Everyone has his or her own idea of entertainment. Some consider going to clubs with friends a pleasure. Others may want to immerse themselves in their favorite activities, such as various creative endeavors. For others, running a marathon might be something they look forward to. Everyone has his or her own way of thinking. What is certain is that we need enjoyment in order to live. [A life filled with duty and responsibility.
Tracing back through history, we find evidence that since prehistoric times, humans have loved to entertain and have never hesitated to take the time to invent something to entertain themselves, even though they had to earn a living and have jobs to exist. … It began with cave murals and continued with the invention of games. After all, the history of parlor games is as old as human civilization itself.
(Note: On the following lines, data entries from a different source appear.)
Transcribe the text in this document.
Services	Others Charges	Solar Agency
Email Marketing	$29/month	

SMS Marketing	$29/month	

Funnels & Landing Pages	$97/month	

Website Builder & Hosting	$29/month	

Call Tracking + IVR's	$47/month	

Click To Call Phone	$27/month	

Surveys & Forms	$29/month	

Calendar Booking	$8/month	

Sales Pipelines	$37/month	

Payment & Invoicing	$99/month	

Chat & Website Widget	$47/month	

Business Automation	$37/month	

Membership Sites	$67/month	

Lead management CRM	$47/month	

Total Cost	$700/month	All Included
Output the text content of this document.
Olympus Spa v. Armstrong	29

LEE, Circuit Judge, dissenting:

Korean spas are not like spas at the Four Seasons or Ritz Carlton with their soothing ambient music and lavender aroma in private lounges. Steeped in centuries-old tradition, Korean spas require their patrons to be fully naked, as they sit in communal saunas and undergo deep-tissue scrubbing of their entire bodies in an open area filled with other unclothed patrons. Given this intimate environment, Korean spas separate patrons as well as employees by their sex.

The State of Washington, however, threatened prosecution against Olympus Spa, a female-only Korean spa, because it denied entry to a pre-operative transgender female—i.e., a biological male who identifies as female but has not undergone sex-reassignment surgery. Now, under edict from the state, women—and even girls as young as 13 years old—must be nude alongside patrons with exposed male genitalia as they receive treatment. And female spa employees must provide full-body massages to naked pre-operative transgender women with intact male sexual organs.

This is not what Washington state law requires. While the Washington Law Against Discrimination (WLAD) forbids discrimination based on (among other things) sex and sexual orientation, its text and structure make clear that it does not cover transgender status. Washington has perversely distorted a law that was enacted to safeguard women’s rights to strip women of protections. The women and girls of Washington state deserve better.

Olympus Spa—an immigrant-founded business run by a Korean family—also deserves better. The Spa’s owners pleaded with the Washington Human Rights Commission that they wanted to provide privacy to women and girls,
Of course, we often associate fun with social events. Balls, dance nights, or, for the young, discos. Dancing has been with man since the beginning of civilization. [In the past, dance was primarily ritualistic and religious, and it still is among primitive peoples. At the same time, however, there were also martial dances, especially in ancient Sparta.
Certainly dancing was not exclusive to the halls of knights in castles and palaces.
Dance also appears frequently in the visual arts. Dance motifs can be found in old prints, drawings, and paintings.
What was dance called in antiquity? In ancient Sparta, martial dances were mainly called Gymnopaideia, Puric, and Embathelion. In ancient Athens, dances in praise of the gods Apollo and Dionysos were performed and were called hyporkema, tyrbasis, etc. These dances made extensive use of pantomime.
In the Middle Ages, one encounters very morbid dances called death dances. During an epidemic of the plague, some people believed that dancing could prevent the plague.
Traditional medieval dances were called Estampia and Carola. Of course, other dances existed in the castle and other dances existed in the bailey. Folk dances always differed from those of the nobility.